Did I mention that I dig me some plant life? Maybe this will help prove the point.

Speaking of Agave, death, and being a boozehound like my new fish…

I just have to pause for a second to see if anyone has any idea in what direction I am headed with those three topics, because there is a very clear and direct connection betwixt them, and if you know it, you are pretty much my favorite…

So, speaking of Agave, death, and booze, I reread my favorite Greek myth tonight while I was working at the Chicago Cultural Center. Agave was the mother of the King of Thebes, which was an ancient city that was built by people who were brought forth from the Earth from the planted teeth of a dragon who happened to kill the people that were originally supposed to build the city. I swear it. Regardless. Dionysus, the god of partying, stumbles his way into Thebes one day. The King of Thebes doesn’t like this kid named Dionysus, who is a drunk, loves his wine, wears grape vines on his head, tells everyone he is a god even though he grew up in India, and happens to be the King’s cousin (Agave’s sisters son). This punk, Dionysus, trots into town with a bunch of his drunk ass friends, mostly women who just love to party, and starts wooing all the ladies in Thebes to join him to party all night long in the woods. The King doesn’t like this kid, especially after the little punk seduces Agave, the kings wife, and all her sisters to join his wine orgy in the woods. The King starts capturing his followers, but they keep escaping back to the woods to do more keg stands. Eventually, Dionysus meets the King and, after telling a story about how he was kidnapped by pirates but escaped by turning their boat into a floating vineyard and transforming his attackers into fish, he gets the King to check out his party in the woods. The King agrees to check it out for himself but decided he wants to murder his drunk cousin once they get into the woods. They arrive at the party and all his drunk bitches don’t see the King, they see a mountain lion, and in typical drunk bitch behavior, they decide to rip it apart with their bare hands. Now, you might ask, “Which drunk bitches decided to do this?” Of course it was Agave, the Kings mother, and her crazy ass sisters. By the end of the story, Agave is dancing around a campfire wearing nothing but her son’s head as a hat and pounding wine, all because Dionysus doesn’t like it when people don’t believe that he is the son of Zeus, and by son, I mean another one of the seemingly countless children of Zeus’ rape victims.
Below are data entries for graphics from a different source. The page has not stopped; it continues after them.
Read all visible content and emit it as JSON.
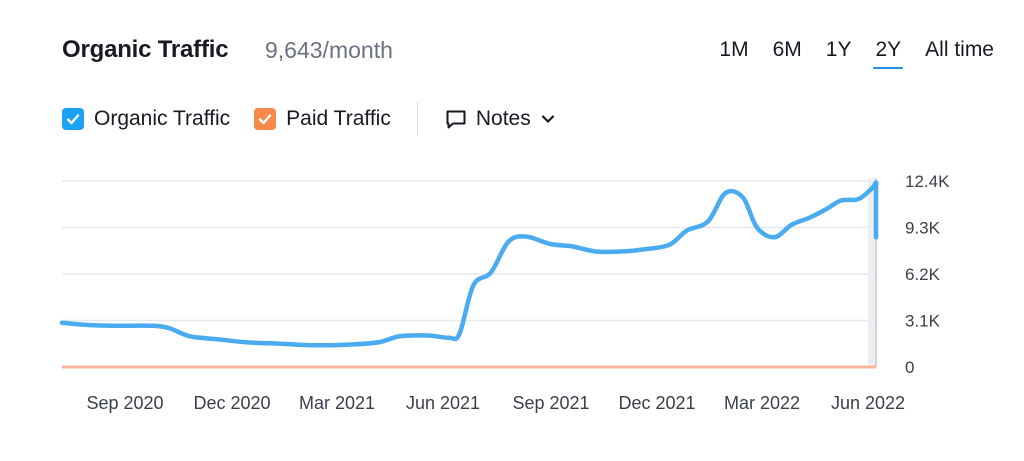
{
  "header": {
    "title": "Organic Traffic",
    "metric": "9,643/month",
    "ranges": [
      "1M",
      "6M",
      "1Y",
      "2Y",
      "All time"
    ],
    "active_range": "2Y"
  },
  "legend": {
    "items": [
      {
        "label": "Organic Traffic",
        "color": "#1aa3f2",
        "checked": true
      },
      {
        "label": "Paid Traffic",
        "color": "#f7894a",
        "checked": true
      }
    ],
    "notes_label": "Notes"
  },
  "colors": {
    "organic": "#4aabf0",
    "paid": "#f7b89a",
    "grid": "#e6e8ec",
    "accent": "#1a8fe8"
  },
  "chart_data": {
    "type": "line",
    "x_labels": [
      "Sep 2020",
      "Dec 2020",
      "Mar 2021",
      "Jun 2021",
      "Sep 2021",
      "Dec 2021",
      "Mar 2022",
      "Jun 2022"
    ],
    "y_ticks": [
      {
        "label": "0",
        "value": 0
      },
      {
        "label": "3.1K",
        "value": 3100
      },
      {
        "label": "6.2K",
        "value": 6200
      },
      {
        "label": "9.3K",
        "value": 9300
      },
      {
        "label": "12.4K",
        "value": 12400
      }
    ],
    "ylim": [
      0,
      12400
    ],
    "x_range_months": [
      -1.25,
      22.0
    ],
    "series": [
      {
        "name": "Organic Traffic",
        "color": "#4aabf0",
        "points": [
          [
            -1.25,
            2950
          ],
          [
            -0.5,
            2800
          ],
          [
            0.3,
            2750
          ],
          [
            1.3,
            2750
          ],
          [
            1.8,
            2600
          ],
          [
            2.4,
            2050
          ],
          [
            3.2,
            1850
          ],
          [
            4.0,
            1650
          ],
          [
            5.0,
            1550
          ],
          [
            6.0,
            1450
          ],
          [
            7.0,
            1500
          ],
          [
            7.8,
            1650
          ],
          [
            8.4,
            2050
          ],
          [
            9.2,
            2100
          ],
          [
            9.8,
            1950
          ],
          [
            10.1,
            2200
          ],
          [
            10.5,
            5450
          ],
          [
            11.0,
            6300
          ],
          [
            11.5,
            8350
          ],
          [
            12.0,
            8700
          ],
          [
            12.7,
            8200
          ],
          [
            13.3,
            8050
          ],
          [
            14.0,
            7700
          ],
          [
            14.7,
            7700
          ],
          [
            15.4,
            7850
          ],
          [
            16.1,
            8150
          ],
          [
            16.6,
            9100
          ],
          [
            17.2,
            9700
          ],
          [
            17.7,
            11600
          ],
          [
            18.2,
            11300
          ],
          [
            18.6,
            9300
          ],
          [
            19.1,
            8650
          ],
          [
            19.6,
            9500
          ],
          [
            20.1,
            9950
          ],
          [
            20.6,
            10550
          ],
          [
            21.0,
            11100
          ],
          [
            21.5,
            11200
          ],
          [
            21.9,
            11950
          ],
          [
            22.2,
            12300
          ],
          [
            22.5,
            11800
          ],
          [
            22.9,
            8900
          ],
          [
            23.5,
            8800
          ],
          [
            24.0,
            8900
          ],
          [
            24.6,
            9050
          ],
          [
            25.0,
            9500
          ],
          [
            25.3,
            9643
          ]
        ]
      },
      {
        "name": "Paid Traffic",
        "color": "#f7b89a",
        "points": [
          [
            -1.25,
            0
          ],
          [
            25.3,
            0
          ]
        ]
      }
    ]
  }
}
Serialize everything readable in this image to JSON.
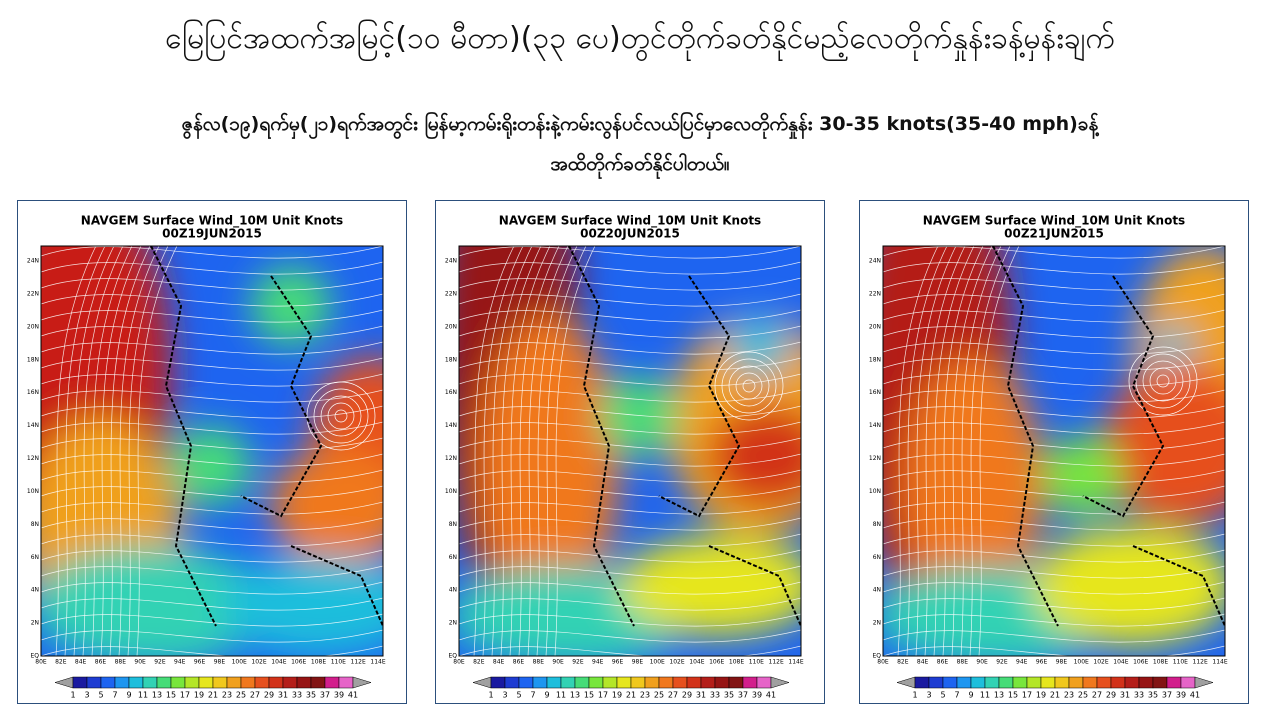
{
  "header": {
    "title": "မြေပြင်အထက်အမြင့်(၁၀ မီတာ)(၃၃ ပေ)တွင်တိုက်ခတ်နိုင်မည့်လေတိုက်နှုန်းခန့်မှန်းချက်",
    "subtitle_lines": [
      "ဇွန်လ(၁၉)ရက်မှ(၂၁)ရက်အတွင်း မြန်မာ့ကမ်းရိုးတန်းနဲ့ကမ်းလွန်ပင်လယ်ပြင်မှာလေတိုက်နှုန်း 30-35 knots(35-40 mph)ခန့်",
      "အထိတိုက်ခတ်နိုင်ပါတယ်။"
    ]
  },
  "panels": [
    {
      "title": "NAVGEM Surface Wind_10M Unit Knots",
      "time": "00Z19JUN2015"
    },
    {
      "title": "NAVGEM Surface Wind_10M Unit Knots",
      "time": "00Z20JUN2015"
    },
    {
      "title": "NAVGEM Surface Wind_10M Unit Knots",
      "time": "00Z21JUN2015"
    }
  ],
  "map_axes": {
    "y_labels": [
      "24N",
      "22N",
      "20N",
      "18N",
      "16N",
      "14N",
      "12N",
      "10N",
      "8N",
      "6N",
      "4N",
      "2N",
      "EQ"
    ],
    "x_labels": [
      "80E",
      "82E",
      "84E",
      "86E",
      "88E",
      "90E",
      "92E",
      "94E",
      "96E",
      "98E",
      "100E",
      "102E",
      "104E",
      "106E",
      "108E",
      "110E",
      "112E",
      "114E"
    ]
  },
  "colorbar": {
    "labels": [
      1,
      3,
      5,
      7,
      9,
      11,
      13,
      15,
      17,
      19,
      21,
      23,
      25,
      27,
      29,
      31,
      33,
      35,
      37,
      39,
      41
    ],
    "colors": [
      "#a0a0a0",
      "#1a1aa0",
      "#1e3cd2",
      "#1e64f0",
      "#1e96f0",
      "#1ebedc",
      "#32d2b4",
      "#46dc78",
      "#78e63c",
      "#b4e628",
      "#e6e61e",
      "#f0c81e",
      "#f0a01e",
      "#f0781e",
      "#e6501e",
      "#d23219",
      "#b41e19",
      "#961414",
      "#821414",
      "#d21e8c",
      "#e664c8",
      "#a0a0a0"
    ]
  }
}
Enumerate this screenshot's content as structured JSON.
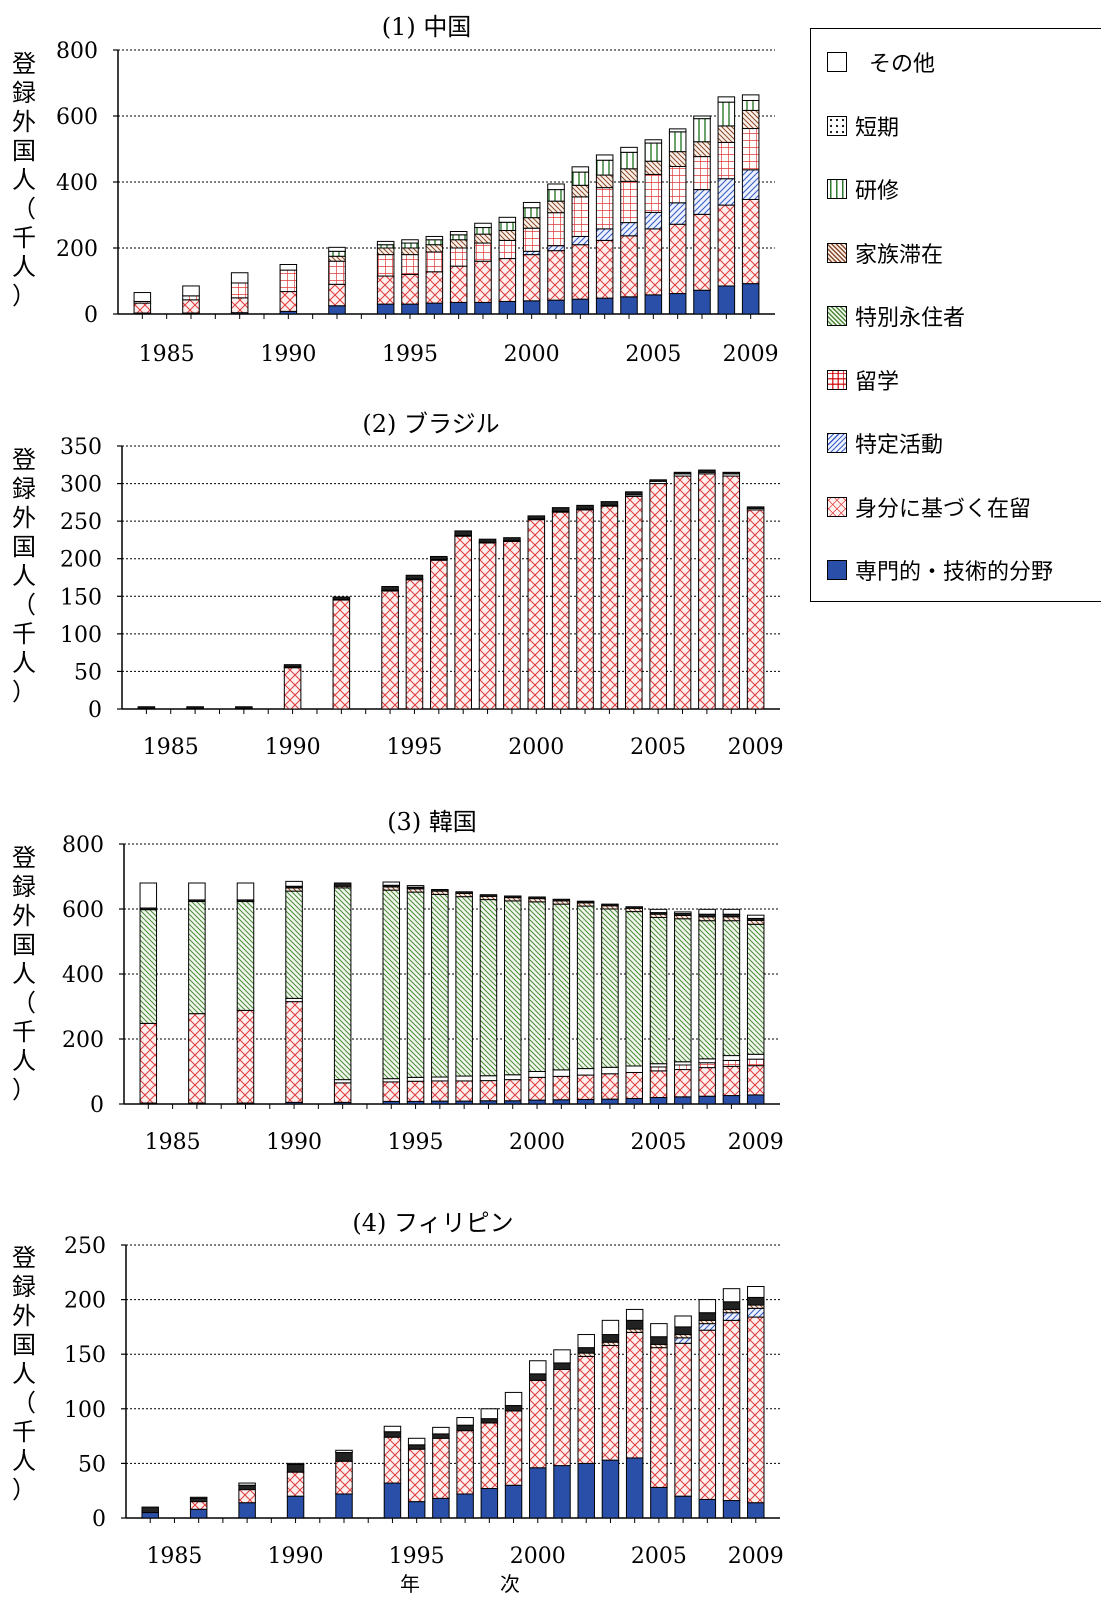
{
  "legend": [
    {
      "key": "other",
      "label": "その他",
      "pattern": "white"
    },
    {
      "key": "shortterm",
      "label": "短期",
      "pattern": "dots"
    },
    {
      "key": "trainee",
      "label": "研修",
      "pattern": "vlines"
    },
    {
      "key": "family",
      "label": "家族滞在",
      "pattern": "diag-brown"
    },
    {
      "key": "special",
      "label": "特別永住者",
      "pattern": "diag-green"
    },
    {
      "key": "study",
      "label": "留学",
      "pattern": "grid-red"
    },
    {
      "key": "designated",
      "label": "特定活動",
      "pattern": "diag-blue"
    },
    {
      "key": "status",
      "label": "身分に基づく在留",
      "pattern": "cross-red"
    },
    {
      "key": "professional",
      "label": "専門的・技術的分野",
      "pattern": "solid-blue"
    }
  ],
  "x_caption": [
    "年",
    "次"
  ],
  "colors": {
    "professional": "#2a4fa8",
    "status": "#e03a3a",
    "designated": "#3b5fc8",
    "study": "#e03a3a",
    "special": "#4c8a3a",
    "family": "#8a4a2a",
    "trainee": "#2e7a2e",
    "shortterm": "#222222"
  },
  "chart_data": [
    {
      "type": "bar",
      "stacked": true,
      "title": "(1) 中国",
      "ylabel": "登録外国人（千人）",
      "ylim": [
        0,
        800
      ],
      "yticks": [
        0,
        200,
        400,
        600,
        800
      ],
      "xticks": [
        1985,
        1990,
        1995,
        2000,
        2005,
        2009
      ],
      "grid": true,
      "years": [
        1984,
        1986,
        1988,
        1990,
        1992,
        1994,
        1995,
        1996,
        1997,
        1998,
        1999,
        2000,
        2001,
        2002,
        2003,
        2004,
        2005,
        2006,
        2007,
        2008,
        2009
      ],
      "series": [
        {
          "name": "専門的・技術的分野",
          "key": "professional",
          "values": [
            3,
            3,
            4,
            8,
            25,
            30,
            30,
            33,
            35,
            35,
            38,
            40,
            42,
            45,
            48,
            52,
            58,
            62,
            72,
            85,
            92
          ]
        },
        {
          "name": "身分に基づく在留",
          "key": "status",
          "values": [
            30,
            40,
            45,
            60,
            65,
            85,
            90,
            95,
            110,
            125,
            130,
            140,
            150,
            165,
            175,
            185,
            200,
            210,
            230,
            245,
            255
          ]
        },
        {
          "name": "特定活動",
          "key": "designated",
          "values": [
            0,
            0,
            0,
            0,
            0,
            0,
            0,
            0,
            0,
            0,
            0,
            10,
            15,
            25,
            35,
            40,
            50,
            65,
            75,
            80,
            90
          ]
        },
        {
          "name": "留学",
          "key": "study",
          "values": [
            5,
            12,
            45,
            65,
            70,
            65,
            60,
            60,
            55,
            55,
            55,
            70,
            100,
            120,
            125,
            125,
            115,
            110,
            100,
            110,
            125
          ]
        },
        {
          "name": "家族滞在",
          "key": "family",
          "values": [
            0,
            0,
            0,
            0,
            15,
            20,
            20,
            22,
            25,
            27,
            30,
            32,
            35,
            35,
            38,
            38,
            40,
            45,
            45,
            50,
            55
          ]
        },
        {
          "name": "研修",
          "key": "trainee",
          "values": [
            0,
            0,
            0,
            0,
            15,
            10,
            15,
            15,
            15,
            20,
            25,
            30,
            35,
            40,
            45,
            50,
            55,
            60,
            70,
            72,
            30
          ]
        },
        {
          "name": "その他",
          "key": "other",
          "values": [
            27,
            30,
            31,
            17,
            12,
            10,
            10,
            10,
            10,
            13,
            15,
            16,
            17,
            16,
            16,
            15,
            10,
            9,
            8,
            16,
            17
          ]
        }
      ]
    },
    {
      "type": "bar",
      "stacked": true,
      "title": "(2) ブラジル",
      "ylabel": "登録外国人（千人）",
      "ylim": [
        0,
        350
      ],
      "yticks": [
        0,
        50,
        100,
        150,
        200,
        250,
        300,
        350
      ],
      "xticks": [
        1985,
        1990,
        1995,
        2000,
        2005,
        2009
      ],
      "grid": true,
      "years": [
        1984,
        1986,
        1988,
        1990,
        1992,
        1994,
        1995,
        1996,
        1997,
        1998,
        1999,
        2000,
        2001,
        2002,
        2003,
        2004,
        2005,
        2006,
        2007,
        2008,
        2009
      ],
      "series": [
        {
          "name": "専門的・技術的分野",
          "key": "professional",
          "values": [
            0,
            0,
            0,
            0,
            0,
            0,
            0,
            0,
            0,
            0,
            0,
            0,
            0,
            0,
            0,
            0,
            0,
            0,
            0,
            0,
            0
          ]
        },
        {
          "name": "身分に基づく在留",
          "key": "status",
          "values": [
            1,
            1,
            1,
            55,
            145,
            157,
            172,
            198,
            230,
            221,
            223,
            252,
            262,
            265,
            270,
            283,
            300,
            310,
            313,
            310,
            265
          ]
        },
        {
          "name": "その他",
          "key": "other",
          "values": [
            0,
            0,
            0,
            1,
            1,
            1,
            1,
            1,
            1,
            1,
            1,
            1,
            1,
            1,
            1,
            2,
            3,
            3,
            2,
            3,
            2
          ]
        },
        {
          "name": "短期",
          "key": "shortterm",
          "values": [
            2,
            2,
            2,
            3,
            3,
            5,
            5,
            4,
            6,
            4,
            4,
            4,
            5,
            5,
            5,
            4,
            2,
            2,
            3,
            2,
            2
          ]
        }
      ]
    },
    {
      "type": "bar",
      "stacked": true,
      "title": "(3) 韓国",
      "ylabel": "登録外国人（千人）",
      "ylim": [
        0,
        800
      ],
      "yticks": [
        0,
        200,
        400,
        600,
        800
      ],
      "xticks": [
        1985,
        1990,
        1995,
        2000,
        2005,
        2009
      ],
      "grid": true,
      "years": [
        1984,
        1986,
        1988,
        1990,
        1992,
        1994,
        1995,
        1996,
        1997,
        1998,
        1999,
        2000,
        2001,
        2002,
        2003,
        2004,
        2005,
        2006,
        2007,
        2008,
        2009
      ],
      "series": [
        {
          "name": "専門的・技術的分野",
          "key": "professional",
          "values": [
            3,
            3,
            3,
            5,
            5,
            8,
            8,
            9,
            9,
            10,
            10,
            12,
            13,
            14,
            15,
            17,
            20,
            22,
            24,
            26,
            28
          ]
        },
        {
          "name": "身分に基づく在留",
          "key": "status",
          "values": [
            245,
            275,
            285,
            310,
            60,
            60,
            62,
            62,
            62,
            62,
            65,
            70,
            72,
            75,
            78,
            80,
            82,
            84,
            88,
            90,
            90
          ]
        },
        {
          "name": "留学",
          "key": "study",
          "values": [
            0,
            0,
            0,
            0,
            0,
            0,
            0,
            0,
            0,
            0,
            0,
            0,
            0,
            0,
            0,
            0,
            12,
            14,
            15,
            18,
            20
          ]
        },
        {
          "name": "その他",
          "key": "other",
          "values": [
            0,
            0,
            0,
            10,
            10,
            10,
            12,
            12,
            15,
            15,
            15,
            18,
            20,
            20,
            20,
            20,
            10,
            10,
            12,
            15,
            15
          ]
        },
        {
          "name": "特別永住者",
          "key": "special",
          "values": [
            350,
            345,
            335,
            330,
            590,
            580,
            570,
            562,
            552,
            542,
            535,
            522,
            510,
            500,
            487,
            475,
            450,
            440,
            425,
            415,
            400
          ]
        },
        {
          "name": "家族滞在",
          "key": "family",
          "values": [
            0,
            0,
            0,
            10,
            5,
            10,
            10,
            10,
            10,
            10,
            10,
            10,
            10,
            10,
            10,
            10,
            10,
            10,
            12,
            12,
            12
          ]
        },
        {
          "name": "短期",
          "key": "shortterm",
          "values": [
            5,
            5,
            5,
            5,
            10,
            5,
            5,
            5,
            5,
            5,
            5,
            5,
            5,
            5,
            5,
            5,
            5,
            6,
            8,
            8,
            6
          ]
        },
        {
          "name": "その他",
          "key": "other",
          "values": [
            77,
            52,
            52,
            15,
            0,
            10,
            5,
            0,
            0,
            0,
            0,
            0,
            0,
            0,
            0,
            0,
            10,
            5,
            15,
            15,
            10
          ]
        }
      ]
    },
    {
      "type": "bar",
      "stacked": true,
      "title": "(4) フィリピン",
      "ylabel": "登録外国人（千人）",
      "ylim": [
        0,
        250
      ],
      "yticks": [
        0,
        50,
        100,
        150,
        200,
        250
      ],
      "xticks": [
        1985,
        1990,
        1995,
        2000,
        2005,
        2009
      ],
      "grid": true,
      "years": [
        1984,
        1986,
        1988,
        1990,
        1992,
        1994,
        1995,
        1996,
        1997,
        1998,
        1999,
        2000,
        2001,
        2002,
        2003,
        2004,
        2005,
        2006,
        2007,
        2008,
        2009
      ],
      "series": [
        {
          "name": "専門的・技術的分野",
          "key": "professional",
          "values": [
            5,
            8,
            14,
            20,
            22,
            32,
            15,
            18,
            22,
            27,
            30,
            46,
            48,
            50,
            53,
            55,
            28,
            20,
            17,
            16,
            14
          ]
        },
        {
          "name": "身分に基づく在留",
          "key": "status",
          "values": [
            0,
            7,
            12,
            22,
            30,
            42,
            48,
            55,
            58,
            60,
            68,
            80,
            88,
            98,
            105,
            115,
            128,
            140,
            155,
            165,
            170
          ]
        },
        {
          "name": "特定活動",
          "key": "designated",
          "values": [
            0,
            0,
            0,
            0,
            0,
            0,
            0,
            0,
            0,
            0,
            0,
            0,
            0,
            0,
            0,
            0,
            0,
            5,
            6,
            7,
            8
          ]
        },
        {
          "name": "家族滞在",
          "key": "family",
          "values": [
            0,
            0,
            0,
            0,
            0,
            0,
            0,
            0,
            0,
            0,
            0,
            0,
            0,
            3,
            3,
            3,
            3,
            3,
            3,
            3,
            3
          ]
        },
        {
          "name": "短期",
          "key": "shortterm",
          "values": [
            5,
            3,
            4,
            7,
            8,
            5,
            4,
            4,
            5,
            4,
            5,
            6,
            6,
            5,
            7,
            8,
            7,
            7,
            7,
            7,
            7
          ]
        },
        {
          "name": "その他",
          "key": "other",
          "values": [
            0,
            1,
            2,
            1,
            2,
            5,
            6,
            6,
            7,
            9,
            12,
            12,
            12,
            12,
            13,
            10,
            12,
            10,
            12,
            12,
            10
          ]
        }
      ]
    }
  ]
}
I love this stuff. Soap operas got nothing on Greek Mythology.

The King’s name, Agave’s son, was Pentheus, as in the second half of the word Nepenthes. Nepenthes is another one of those plants that I really really like, and got it’s name from the Greek word Nepenthe, which is basically an ancient Greek Prozac. You’d want to become an antidepressant drug too if your mom ripped you to pieces and wore your head as a hat.

Oh, and as another little side note, the EU got it’s name because Zeus kidnapped a little flower-picking fourteen year old girl while he was disguised as a bull, and swam across the ocean so that no one could ever rescue her. But because she wanted to kill herself rather than be his concubine, Aphrodite released her and named Europe after that little suicidal kidnapped childwife, whose name was Europa. Way to go Europe, you sick fuckers. Your whole continant might as well be name Lolita. I guess this puts a new spin of the whole Ronin Polanski living in exile in Europe.

Let's compare!

Ancient Greek Agave

Agave Americana

See the similarity? Holy fucking Zeus' thunderbolts, Batman! Who could miss it?

1 comment:

  1. you spelled Roman (Ronin) and mourn (morn) going to lap your illiterate ass tomorrow!!!!